魔界の中で一際目立つ悪趣味な城の主人こそがマモン。人間の強欲な心を好物とする大悪魔である。
「マモンよ。うまいこと考えたねえ。嫉妬しちまうよ」
マモンに話しかけるこいつは嫉妬の悪魔レヴィアタン。
「レヴィ。ならお前もやったらどうだ?」
「フン!名義貸しなんて、アタシの名前はそんなに安っぽいもんじゃあないんだよ」
「名義貸しなんて心外だな。

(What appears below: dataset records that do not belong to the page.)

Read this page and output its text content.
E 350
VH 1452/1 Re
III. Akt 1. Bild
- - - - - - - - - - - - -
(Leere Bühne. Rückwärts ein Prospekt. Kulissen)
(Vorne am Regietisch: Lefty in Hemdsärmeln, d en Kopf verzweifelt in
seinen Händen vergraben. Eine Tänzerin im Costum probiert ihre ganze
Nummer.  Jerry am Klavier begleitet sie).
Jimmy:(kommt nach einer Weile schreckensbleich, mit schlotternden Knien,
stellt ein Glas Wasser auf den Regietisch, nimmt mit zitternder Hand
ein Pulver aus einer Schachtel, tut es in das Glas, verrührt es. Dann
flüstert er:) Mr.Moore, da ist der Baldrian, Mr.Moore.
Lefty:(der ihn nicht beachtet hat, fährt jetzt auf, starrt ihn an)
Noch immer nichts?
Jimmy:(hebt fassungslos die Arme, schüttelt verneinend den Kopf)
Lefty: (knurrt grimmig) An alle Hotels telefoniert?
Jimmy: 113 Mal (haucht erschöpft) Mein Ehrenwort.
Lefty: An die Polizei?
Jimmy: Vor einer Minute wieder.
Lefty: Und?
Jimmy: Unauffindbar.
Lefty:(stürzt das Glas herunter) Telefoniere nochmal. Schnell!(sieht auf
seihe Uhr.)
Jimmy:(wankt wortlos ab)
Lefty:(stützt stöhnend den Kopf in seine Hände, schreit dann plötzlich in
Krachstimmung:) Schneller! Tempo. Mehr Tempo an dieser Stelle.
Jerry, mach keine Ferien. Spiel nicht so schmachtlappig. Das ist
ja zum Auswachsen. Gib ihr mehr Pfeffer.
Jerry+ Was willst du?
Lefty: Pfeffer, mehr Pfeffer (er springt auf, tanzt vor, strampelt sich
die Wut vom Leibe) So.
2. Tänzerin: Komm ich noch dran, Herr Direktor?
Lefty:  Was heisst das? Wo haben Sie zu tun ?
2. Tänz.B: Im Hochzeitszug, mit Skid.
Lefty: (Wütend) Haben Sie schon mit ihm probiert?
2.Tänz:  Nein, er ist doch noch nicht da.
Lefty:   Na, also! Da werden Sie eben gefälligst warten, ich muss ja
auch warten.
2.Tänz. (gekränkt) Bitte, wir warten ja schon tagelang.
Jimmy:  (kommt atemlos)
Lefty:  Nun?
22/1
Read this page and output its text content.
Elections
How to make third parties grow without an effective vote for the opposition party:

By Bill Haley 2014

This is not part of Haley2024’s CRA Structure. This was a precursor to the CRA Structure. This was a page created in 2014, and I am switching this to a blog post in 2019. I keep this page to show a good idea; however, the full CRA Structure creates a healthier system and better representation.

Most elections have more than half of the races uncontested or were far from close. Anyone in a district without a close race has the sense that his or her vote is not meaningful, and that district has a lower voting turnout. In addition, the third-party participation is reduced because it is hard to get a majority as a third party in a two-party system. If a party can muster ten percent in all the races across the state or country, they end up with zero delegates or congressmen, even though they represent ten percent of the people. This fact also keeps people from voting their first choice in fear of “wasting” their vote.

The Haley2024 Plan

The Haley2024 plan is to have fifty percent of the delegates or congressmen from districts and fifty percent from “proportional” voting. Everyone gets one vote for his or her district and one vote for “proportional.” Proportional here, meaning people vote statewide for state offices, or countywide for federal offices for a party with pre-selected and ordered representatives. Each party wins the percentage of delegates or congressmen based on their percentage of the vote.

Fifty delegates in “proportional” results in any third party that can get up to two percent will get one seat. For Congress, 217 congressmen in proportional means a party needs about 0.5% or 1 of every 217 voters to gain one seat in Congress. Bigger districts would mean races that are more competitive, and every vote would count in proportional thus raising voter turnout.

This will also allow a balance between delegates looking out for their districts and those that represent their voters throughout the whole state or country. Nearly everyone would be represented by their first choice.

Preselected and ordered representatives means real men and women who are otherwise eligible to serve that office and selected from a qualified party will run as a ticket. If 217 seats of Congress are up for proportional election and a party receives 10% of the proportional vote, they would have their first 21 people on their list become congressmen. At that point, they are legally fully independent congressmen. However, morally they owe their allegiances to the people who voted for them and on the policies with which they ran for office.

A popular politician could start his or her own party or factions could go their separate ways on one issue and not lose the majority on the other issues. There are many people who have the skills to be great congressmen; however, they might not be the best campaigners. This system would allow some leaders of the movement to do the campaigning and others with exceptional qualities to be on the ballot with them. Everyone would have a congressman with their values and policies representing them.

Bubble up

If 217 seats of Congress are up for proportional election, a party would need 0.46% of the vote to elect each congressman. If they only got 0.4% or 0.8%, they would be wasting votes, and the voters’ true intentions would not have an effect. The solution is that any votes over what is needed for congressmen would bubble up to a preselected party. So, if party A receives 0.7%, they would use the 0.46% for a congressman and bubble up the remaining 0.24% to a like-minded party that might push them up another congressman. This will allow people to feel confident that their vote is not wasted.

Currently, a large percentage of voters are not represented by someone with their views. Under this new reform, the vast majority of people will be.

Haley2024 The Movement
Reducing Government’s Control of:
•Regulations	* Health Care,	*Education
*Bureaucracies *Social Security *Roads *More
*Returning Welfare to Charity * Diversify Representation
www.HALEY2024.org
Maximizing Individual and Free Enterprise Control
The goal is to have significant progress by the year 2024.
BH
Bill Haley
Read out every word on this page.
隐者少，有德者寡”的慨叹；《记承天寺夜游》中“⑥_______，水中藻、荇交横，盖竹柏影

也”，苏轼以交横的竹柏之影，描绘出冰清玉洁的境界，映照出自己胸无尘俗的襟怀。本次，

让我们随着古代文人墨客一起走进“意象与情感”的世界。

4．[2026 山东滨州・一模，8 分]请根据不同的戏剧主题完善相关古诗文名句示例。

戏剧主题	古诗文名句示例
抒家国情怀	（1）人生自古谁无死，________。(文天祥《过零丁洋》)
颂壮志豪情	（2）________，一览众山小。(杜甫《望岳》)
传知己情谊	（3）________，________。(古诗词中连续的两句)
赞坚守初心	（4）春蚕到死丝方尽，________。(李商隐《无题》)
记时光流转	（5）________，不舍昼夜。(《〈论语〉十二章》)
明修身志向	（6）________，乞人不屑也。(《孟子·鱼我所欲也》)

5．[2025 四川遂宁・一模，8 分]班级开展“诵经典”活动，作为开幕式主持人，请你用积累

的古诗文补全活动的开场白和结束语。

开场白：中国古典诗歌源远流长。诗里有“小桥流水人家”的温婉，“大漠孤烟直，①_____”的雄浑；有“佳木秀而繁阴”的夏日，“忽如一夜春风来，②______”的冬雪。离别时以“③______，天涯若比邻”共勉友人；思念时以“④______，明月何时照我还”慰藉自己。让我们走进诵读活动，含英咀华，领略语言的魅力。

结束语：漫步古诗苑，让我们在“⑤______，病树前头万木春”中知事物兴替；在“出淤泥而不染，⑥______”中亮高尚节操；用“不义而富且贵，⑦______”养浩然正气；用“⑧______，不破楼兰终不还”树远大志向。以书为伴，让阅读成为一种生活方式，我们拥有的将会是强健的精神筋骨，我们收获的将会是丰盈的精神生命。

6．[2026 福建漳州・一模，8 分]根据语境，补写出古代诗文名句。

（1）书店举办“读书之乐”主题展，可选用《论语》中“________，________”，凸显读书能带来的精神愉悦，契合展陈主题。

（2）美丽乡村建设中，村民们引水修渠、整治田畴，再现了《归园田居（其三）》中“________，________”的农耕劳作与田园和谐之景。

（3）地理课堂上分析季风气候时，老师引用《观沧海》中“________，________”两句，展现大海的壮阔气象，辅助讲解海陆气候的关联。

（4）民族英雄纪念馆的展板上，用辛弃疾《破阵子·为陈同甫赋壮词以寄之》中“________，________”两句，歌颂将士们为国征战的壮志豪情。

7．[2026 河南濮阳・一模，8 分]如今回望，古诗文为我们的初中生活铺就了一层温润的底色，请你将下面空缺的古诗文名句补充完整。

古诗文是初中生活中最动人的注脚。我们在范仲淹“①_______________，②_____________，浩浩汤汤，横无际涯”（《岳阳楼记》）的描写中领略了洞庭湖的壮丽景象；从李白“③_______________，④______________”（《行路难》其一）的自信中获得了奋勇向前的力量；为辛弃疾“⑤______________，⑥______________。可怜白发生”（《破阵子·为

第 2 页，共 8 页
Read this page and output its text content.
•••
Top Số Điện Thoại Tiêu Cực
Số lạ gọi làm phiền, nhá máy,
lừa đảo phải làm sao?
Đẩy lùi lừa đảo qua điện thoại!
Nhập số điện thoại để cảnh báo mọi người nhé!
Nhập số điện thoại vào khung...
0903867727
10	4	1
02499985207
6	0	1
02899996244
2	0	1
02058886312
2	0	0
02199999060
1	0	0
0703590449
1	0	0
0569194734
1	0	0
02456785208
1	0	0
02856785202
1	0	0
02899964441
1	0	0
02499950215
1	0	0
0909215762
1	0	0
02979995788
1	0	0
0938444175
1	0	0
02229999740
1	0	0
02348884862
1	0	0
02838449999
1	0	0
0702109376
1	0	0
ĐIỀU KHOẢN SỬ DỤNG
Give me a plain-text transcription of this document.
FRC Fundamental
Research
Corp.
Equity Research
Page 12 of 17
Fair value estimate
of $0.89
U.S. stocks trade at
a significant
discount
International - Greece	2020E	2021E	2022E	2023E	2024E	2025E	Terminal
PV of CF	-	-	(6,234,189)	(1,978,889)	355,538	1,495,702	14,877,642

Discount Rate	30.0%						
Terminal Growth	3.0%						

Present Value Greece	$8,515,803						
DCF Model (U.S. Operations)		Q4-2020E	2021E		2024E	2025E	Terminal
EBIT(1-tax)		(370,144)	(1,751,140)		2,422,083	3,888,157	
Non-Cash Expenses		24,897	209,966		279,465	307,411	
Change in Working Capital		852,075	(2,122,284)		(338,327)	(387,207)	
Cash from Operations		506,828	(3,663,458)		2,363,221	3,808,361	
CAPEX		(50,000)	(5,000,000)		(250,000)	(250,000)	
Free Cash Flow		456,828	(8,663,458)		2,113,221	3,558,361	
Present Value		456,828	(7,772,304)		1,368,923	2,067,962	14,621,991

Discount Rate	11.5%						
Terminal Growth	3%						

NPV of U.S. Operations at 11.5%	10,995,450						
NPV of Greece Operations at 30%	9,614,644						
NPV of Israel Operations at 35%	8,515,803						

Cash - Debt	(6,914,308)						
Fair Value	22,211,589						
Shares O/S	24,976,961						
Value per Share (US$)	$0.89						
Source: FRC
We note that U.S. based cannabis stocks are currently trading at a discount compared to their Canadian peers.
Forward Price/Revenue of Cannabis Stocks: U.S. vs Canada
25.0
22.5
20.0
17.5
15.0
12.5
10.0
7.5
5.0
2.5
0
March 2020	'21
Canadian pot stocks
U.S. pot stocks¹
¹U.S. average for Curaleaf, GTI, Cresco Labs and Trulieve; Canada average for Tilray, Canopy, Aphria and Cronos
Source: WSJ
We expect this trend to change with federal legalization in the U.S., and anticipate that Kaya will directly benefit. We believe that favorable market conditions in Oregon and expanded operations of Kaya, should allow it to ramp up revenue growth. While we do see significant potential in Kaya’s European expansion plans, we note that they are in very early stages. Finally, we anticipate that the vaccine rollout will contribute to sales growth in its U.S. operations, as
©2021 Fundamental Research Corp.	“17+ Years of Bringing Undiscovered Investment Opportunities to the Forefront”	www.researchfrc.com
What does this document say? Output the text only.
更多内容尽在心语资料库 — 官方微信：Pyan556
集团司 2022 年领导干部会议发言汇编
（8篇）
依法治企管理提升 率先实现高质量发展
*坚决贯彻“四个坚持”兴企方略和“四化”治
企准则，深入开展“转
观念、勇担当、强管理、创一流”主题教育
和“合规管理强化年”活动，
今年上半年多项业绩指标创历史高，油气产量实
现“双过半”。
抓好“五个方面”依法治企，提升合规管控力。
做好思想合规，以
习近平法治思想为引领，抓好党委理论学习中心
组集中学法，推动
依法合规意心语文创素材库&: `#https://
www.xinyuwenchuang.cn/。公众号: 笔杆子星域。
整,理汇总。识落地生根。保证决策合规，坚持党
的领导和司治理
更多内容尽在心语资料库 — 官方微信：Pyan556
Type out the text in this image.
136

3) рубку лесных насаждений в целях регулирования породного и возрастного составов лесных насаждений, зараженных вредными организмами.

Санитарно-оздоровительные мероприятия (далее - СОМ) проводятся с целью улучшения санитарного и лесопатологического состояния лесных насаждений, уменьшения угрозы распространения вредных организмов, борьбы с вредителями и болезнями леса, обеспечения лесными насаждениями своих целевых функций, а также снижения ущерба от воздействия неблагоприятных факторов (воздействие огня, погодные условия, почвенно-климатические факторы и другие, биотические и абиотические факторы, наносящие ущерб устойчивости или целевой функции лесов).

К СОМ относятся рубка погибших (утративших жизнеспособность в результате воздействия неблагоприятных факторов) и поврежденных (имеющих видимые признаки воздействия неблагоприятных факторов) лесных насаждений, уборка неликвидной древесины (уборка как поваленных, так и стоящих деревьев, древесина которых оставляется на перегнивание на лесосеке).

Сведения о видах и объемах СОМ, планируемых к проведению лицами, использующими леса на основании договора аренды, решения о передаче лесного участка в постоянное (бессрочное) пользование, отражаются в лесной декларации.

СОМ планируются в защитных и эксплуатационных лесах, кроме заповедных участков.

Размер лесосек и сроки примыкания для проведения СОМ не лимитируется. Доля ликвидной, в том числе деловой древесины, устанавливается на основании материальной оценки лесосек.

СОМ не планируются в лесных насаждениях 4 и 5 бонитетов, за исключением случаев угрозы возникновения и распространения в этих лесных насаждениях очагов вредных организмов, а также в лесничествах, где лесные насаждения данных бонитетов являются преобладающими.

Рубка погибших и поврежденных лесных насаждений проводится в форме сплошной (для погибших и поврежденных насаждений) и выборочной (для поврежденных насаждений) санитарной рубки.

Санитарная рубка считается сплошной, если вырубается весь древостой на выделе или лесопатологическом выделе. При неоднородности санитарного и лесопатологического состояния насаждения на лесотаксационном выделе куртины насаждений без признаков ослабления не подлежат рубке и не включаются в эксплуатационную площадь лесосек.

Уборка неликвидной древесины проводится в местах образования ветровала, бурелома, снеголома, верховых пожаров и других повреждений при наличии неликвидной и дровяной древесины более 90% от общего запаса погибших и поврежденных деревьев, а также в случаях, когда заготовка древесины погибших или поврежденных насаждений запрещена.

これはフランチャイズ展開だ。大悪魔マモンの名前だけでなく、ビジネスのノウハウも提供するのだ。小悪魔どもにも夢を与えてやる素晴らしいことだよ」
「小悪魔から搾取して、お〜ヤダヤダ」
「おいおい。搾取なんていうなよ。これは対価だよ。対価。フランチャイズ契約した小悪魔からは利益の半分もとってない」
「...それで、小悪魔たちにはなんかメリットがあるのかい?」
「当然だ。マモン様特製装備品を小悪魔たちに特別価格で販売している。フランチャイズ料とは別だがな」
「呆れた。とことん巻き上げるのかい?さすがは強欲様だ。小悪魔たちにメリットなんてないじゃないか」
「そんなことはない。応援している」
「は?」
「だから、この大悪魔マモン様が応援しているのだ。ガンバレ!とかな」
「よくそんなんでビジネスが成り立つね」
「まあ、人間もアホだからな。『大悪魔マモンと契約して貴様の欲望を叶えてやる』って囁けば、こっちと契約する」
「まあいいけどさ。欲をかきすぎると足元救われるよ」
「それを強欲の悪魔に言うか?」
こんなくだらない物を読んでくださってありがとうございます。